Battle: L.A. has the most in common with Skyline in the long line of alien invasion flicks, namely with its setting and its attempt to personalize a large-scale onslaught of little green men (or, in this case, big gray men in metal suits) down to the story of just a few. And while simply not sinking down to the depths of the maddening and puerile specter of Skyline isn’t a recommendation, there are comparisons to be drawn. For no matter how generic and cliched Battle: L.A. is, it never bothers attempting to be clever or cool like its predecessor.

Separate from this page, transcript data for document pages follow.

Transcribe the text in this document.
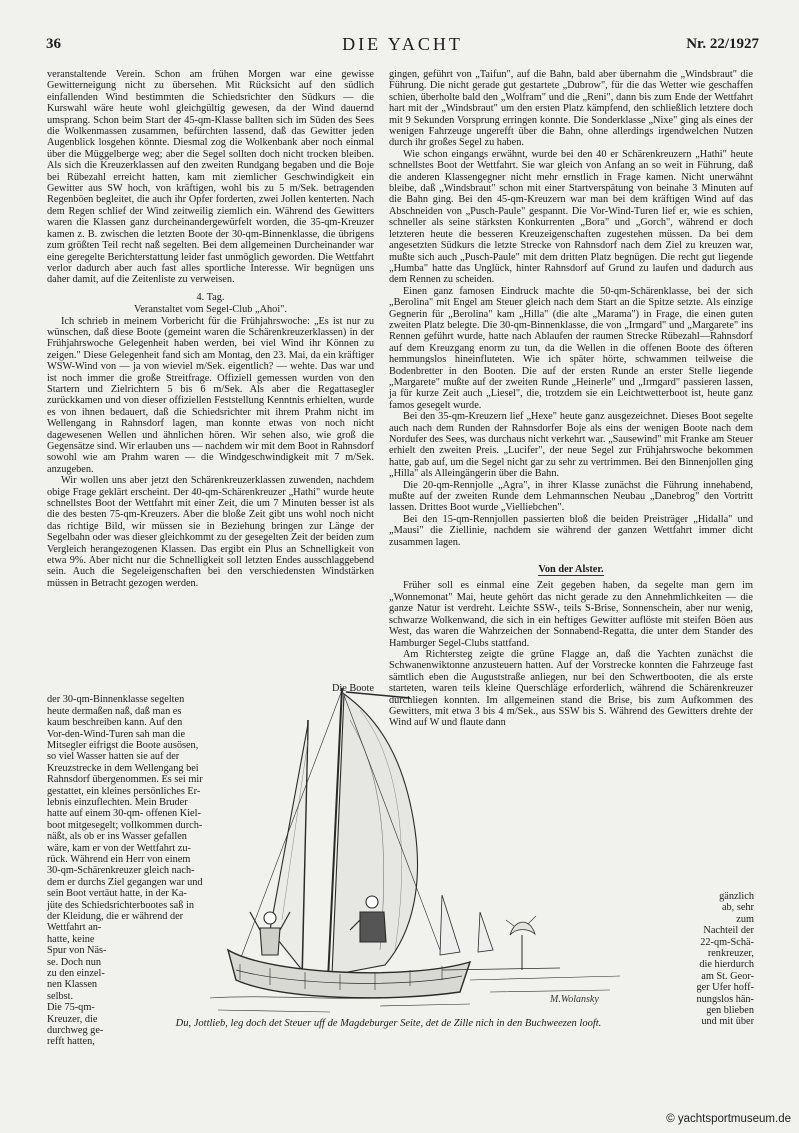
36	DIE YACHT	Nr. 22/1927

veranstaltende Verein. Schon am frühen Morgen war eine gewisse Gewitterneigung nicht zu übersehen. Mit Rücksicht auf den südlich einfallenden Wind bestimmten die Schiedsrichter den Südkurs — die Kurswahl wäre heute wohl gleichgültig gewesen, da der Wind dauernd umsprang. Schon beim Start der 45-qm-Klasse ballten sich im Süden des Sees die Wolkenmassen zusammen, befürchten lassend, daß das Gewitter jeden Augenblick losgehen könnte. Diesmal zog die Wolkenbank aber noch einmal über die Müggelberge weg; aber die Segel sollten doch nicht trocken bleiben. Als sich die Kreuzerklassen auf den zweiten Rundgang begaben und die Boje bei Rübezahl erreicht hatten, kam mit ziemlicher Geschwindigkeit ein Gewitter aus SW hoch, von kräftigen, wohl bis zu 5 m/Sek. betragenden Regenböen begleitet, die auch ihr Opfer forderten, zwei Jollen kenterten. Nach dem Regen schlief der Wind zeitweilig ziemlich ein. Während des Gewitters waren die Klassen ganz durcheinandergewürfelt worden, die 35-qm-Kreuzer kamen z. B. zwischen die letzten Boote der 30-qm-Binnenklasse, die übrigens zum größten Teil recht naß segelten. Bei dem allgemeinen Durcheinander war eine geregelte Berichterstattung leider fast unmöglich geworden. Die Wettfahrt verlor dadurch aber auch fast alles sportliche Interesse. Wir begnügen uns daher damit, auf die Zeitenliste zu verweisen.

4. Tag.

Veranstaltet vom Segel-Club „Ahoi".

Ich schrieb in meinem Vorbericht für die Frühjahrswoche: „Es ist nur zu wünschen, daß diese Boote (gemeint waren die Schärenkreuzerklassen) in der Frühjahrswoche Gelegenheit haben werden, bei viel Wind ihr Können zu zeigen." Diese Gelegenheit fand sich am Montag, den 23. Mai, da ein kräftiger WSW-Wind von — ja von wieviel m/Sek. eigentlich? — wehte. Das war und ist noch immer die große Streitfrage. Offiziell gemessen wurden von den Startern und Zielrichtern 5 bis 6 m/Sek. Als aber die Regattasegler zurückkamen und von dieser offiziellen Feststellung Kenntnis erhielten, wurde es von ihnen bedauert, daß die Schiedsrichter mit ihrem Prahm nicht im Wellengang in Rahnsdorf lagen, man konnte etwas von noch nicht dagewesenen Wellen und ähnlichen hören. Wir sehen also, wie groß die Gegensätze sind. Wir erlauben uns — nachdem wir mit dem Boot in Rahnsdorf sowohl wie am Prahm waren — die Windgeschwindigkeit mit 7 m/Sek. anzugeben.

Wir wollen uns aber jetzt den Schärenkreuzerklassen zuwenden, nachdem obige Frage geklärt erscheint. Der 40-qm-Schärenkreuzer „Hathi" wurde heute schnellstes Boot der Wettfahrt mit einer Zeit, die um 7 Minuten besser ist als die des besten 75-qm-Kreuzers. Aber die bloße Zeit gibt uns wohl noch nicht das richtige Bild, wir müssen sie in Beziehung bringen zur Länge der Segelbahn oder was dieser gleichkommt zu der gesegelten Zeit der beiden zum Vergleich herangezogenen Klassen. Das ergibt ein Plus an Schnelligkeit von etwa 9%. Aber nicht nur die Schnelligkeit soll letzten Endes ausschlaggebend sein. Auch die Segeleigenschaften bei den verschiedensten Windstärken müssen in Betracht gezogen werden.

Die Boote
der 30-qm-Binnenklasse segelten
heute dermaßen naß, daß man es
kaum beschreiben kann. Auf den
Vor-den-Wind-Turen sah man die
Mitsegler eifrigst die Boote ausösen,
so viel Wasser hatten sie auf der
Kreuzstrecke in dem Wellengang bei
Rahnsdorf übergenommen. Es sei mir
gestattet, ein kleines persönliches Er-
lebnis einzuflechten. Mein Bruder
hatte auf einem 30-qm- offenen Kiel-
boot mitgesegelt; vollkommen durch-
näßt, als ob er ins Wasser gefallen
wäre, kam er von der Wettfahrt zu-
rück. Während ein Herr von einem
30-qm-Schärenkreuzer gleich nach-
dem er durchs Ziel gegangen war und
sein Boot vertäut hatte, in der Ka-
jüte des Schiedsrichterbootes saß in
der Kleidung, die er während der
Wettfahrt an-
hatte, keine
Spur von Näs-
se. Doch nun
zu den einzel-
nen Klassen
selbst.
Die 75-qm-
Kreuzer, die
durchweg ge-
refft hatten,

gingen, geführt von „Taifun", auf die Bahn, bald aber übernahm die „Windsbraut" die Führung. Die nicht gerade gut gestartete „Dubrow", für die das Wetter wie geschaffen schien, überholte bald den „Wolfram" und die „Reni", dann bis zum Ende der Wettfahrt hart mit der „Windsbraut" um den ersten Platz kämpfend, den schließlich letztere doch mit 9 Sekunden Vorsprung erringen konnte. Die Sonderklasse „Nixe" ging als eines der wenigen Fahrzeuge ungerefft über die Bahn, ohne allerdings irgendwelchen Nutzen durch ihr großes Segel zu haben.

Wie schon eingangs erwähnt, wurde bei den 40 er Schärenkreuzern „Hathi" heute schnellstes Boot der Wettfahrt. Sie war gleich von Anfang an so weit in Führung, daß die anderen Klassengegner nicht mehr ernstlich in Frage kamen. Nicht unerwähnt bleibe, daß „Windsbraut" schon mit einer Startverspätung von beinahe 3 Minuten auf die Bahn ging. Bei den 45-qm-Kreuzern war man bei dem kräftigen Wind auf das Abschneiden von „Pusch-Paule" gespannt. Die Vor-Wind-Turen lief er, wie es schien, schneller als seine stärksten Konkurrenten „Bora" und „Gorch", während er doch letzteren heute die besseren Kreuzeigenschaften zugestehen müssen. Da bei dem angesetzten Südkurs die letzte Strecke von Rahnsdorf nach dem Ziel zu kreuzen war, mußte sich auch „Pusch-Paule" mit dem dritten Platz begnügen. Die recht gut liegende „Humba" hatte das Unglück, hinter Rahnsdorf auf Grund zu laufen und dadurch aus dem Rennen zu scheiden.

Einen ganz famosen Eindruck machte die 50-qm-Schärenklasse, bei der sich „Berolina" mit Engel am Steuer gleich nach dem Start an die Spitze setzte. Als einzige Gegnerin für „Berolina" kam „Hilla" (die alte „Marama") in Frage, die einen guten zweiten Platz belegte. Die 30-qm-Binnenklasse, die von „Irmgard" und „Margarete" ins Rennen geführt wurde, hatte nach Ablaufen der raumen Strecke Rübezahl—Rahnsdorf auf dem Kreuzgang enorm zu tun, da die Wellen in die offenen Boote des öfteren hemmungslos hineinfluteten. Wie ich später hörte, schwammen teilweise die Bodenbretter in den Booten. Die auf der ersten Runde an erster Stelle liegende „Margarete" mußte auf der zweiten Runde „Heinerle" und „Irmgard" passieren lassen, ja für kurze Zeit auch „Liesel", die, trotzdem sie ein Leichtwetterboot ist, heute ganz famos gesegelt wurde.

Bei den 35-qm-Kreuzern lief „Hexe" heute ganz ausgezeichnet. Dieses Boot segelte auch nach dem Runden der Rahnsdorfer Boje als eins der wenigen Boote nach dem Nordufer des Sees, was durchaus nicht verkehrt war. „Sausewind" mit Franke am Steuer erhielt den zweiten Preis. „Lucifer", der neue Segel zur Frühjahrswoche bekommen hatte, gab auf, um die Segel nicht gar zu sehr zu vertrimmen. Bei den Binnenjollen ging „Hilla" als Alleingängerin über die Bahn.

Die 20-qm-Rennjolle „Agra", in ihrer Klasse zunächst die Führung innehabend, mußte auf der zweiten Runde dem Lehmannschen Neubau „Danebrog" den Vortritt lassen. Drittes Boot wurde „Vielliebchen".

Bei den 15-qm-Rennjollen passierten bloß die beiden Preisträger „Hidalla" und „Mausi" die Ziellinie, nachdem sie während der ganzen Wettfahrt immer dicht zusammen lagen.

Von der Alster.

Früher soll es einmal eine Zeit gegeben haben, da segelte man gern im „Wonnemonat" Mai, heute gehört das nicht gerade zu den Annehmlichkeiten — die ganze Natur ist verdreht. Leichte SSW-, teils S-Brise, Sonnenschein, aber nur wenig, schwarze Wolkenwand, die sich in ein heftiges Gewitter auflöste mit steifen Böen aus West, das waren die Wahrzeichen der Sonnabend-Regatta, die unter dem Stander des Hamburger Segel-Clubs stattfand.

Am Richtersteg zeigte die grüne Flagge an, daß die Yachten zunächst die Schwanenwiktonne anzusteuern hatten. Auf der Vorstrecke konnten die Fahrzeuge fast sämtlich eben die Auguststraße anliegen, nur bei den Schwertbooten, die als erste starteten, waren teils kleine Querschläge erforderlich, während die Schärenkreuzer durchliegen konnten. Im allgemeinen stand die Brise, bis zum Aufkommen des Gewitters, mit etwa 3 bis 4 m/Sek., aus SSW bis S. Während des Gewitters drehte der Wind auf W und flaute dann

gänzlich
ab, sehr
zum
Nachteil der
22-qm-Schä-
renkreuzer,
die hierdurch
am St. Geor-
ger Ufer hoff-
nungslos hän-
gen blieben
und mit über
M.Wolansky
Du, Jottlieb, leg doch det Steuer uff de Magdeburger Seite, det de Zille nich in den Buchweezen looft.
© yachtsportmuseum.de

Where Skyline carries an air of haughtiness in its stupid tale of hot dudes and chicks fighting off aliens, Battle: L.A. never attempts to climb above its main goal of stuff blowing up.
And honestly, this feels like a bit of a reprieve, since even with a running time that closes in on two hours, the film moves quickly and never slows down for anything beyond the most base and obvious types of character development. This is plotting at its most cliched, as we follow a rag-tag group of ethnically diverse marines, each with a hang-up or a past. We even get the aging staff sergeant (Aaron Eckhart) who’s just about to retire. Of course, he doesn’t, because Earth is suddenly invaded by a whole bunch of aliens intent on stealing our water and laying waste to everyone and everything.
Our marines head out and do heroic things while speaking in slogans, with occasional stops for machismo and some speechifying. It’s just the usual things you expect from a movie heavy on militarism. You could make an argument that the film is simply one long recruitment video for the U.S. military, except I doubt many people are signing up to go shoot at aliens (and if they are, God bless them). Yes, it’s a corny, silly movie that attempts to take itself seriously, but what else does anyone expect from a story that exists within one of the corniest, silliest genres around, and one that’s never been more than matinee fodder. Since the film’s sole purpose is a lot of action and explosions and—even despite the nausea-inducing shaky-cam work—Battle: Los Angeles fulfills these aims, but does little more beyond this. Rated PG-13 for sustained and intense sequences of war violence and destruction, and for language.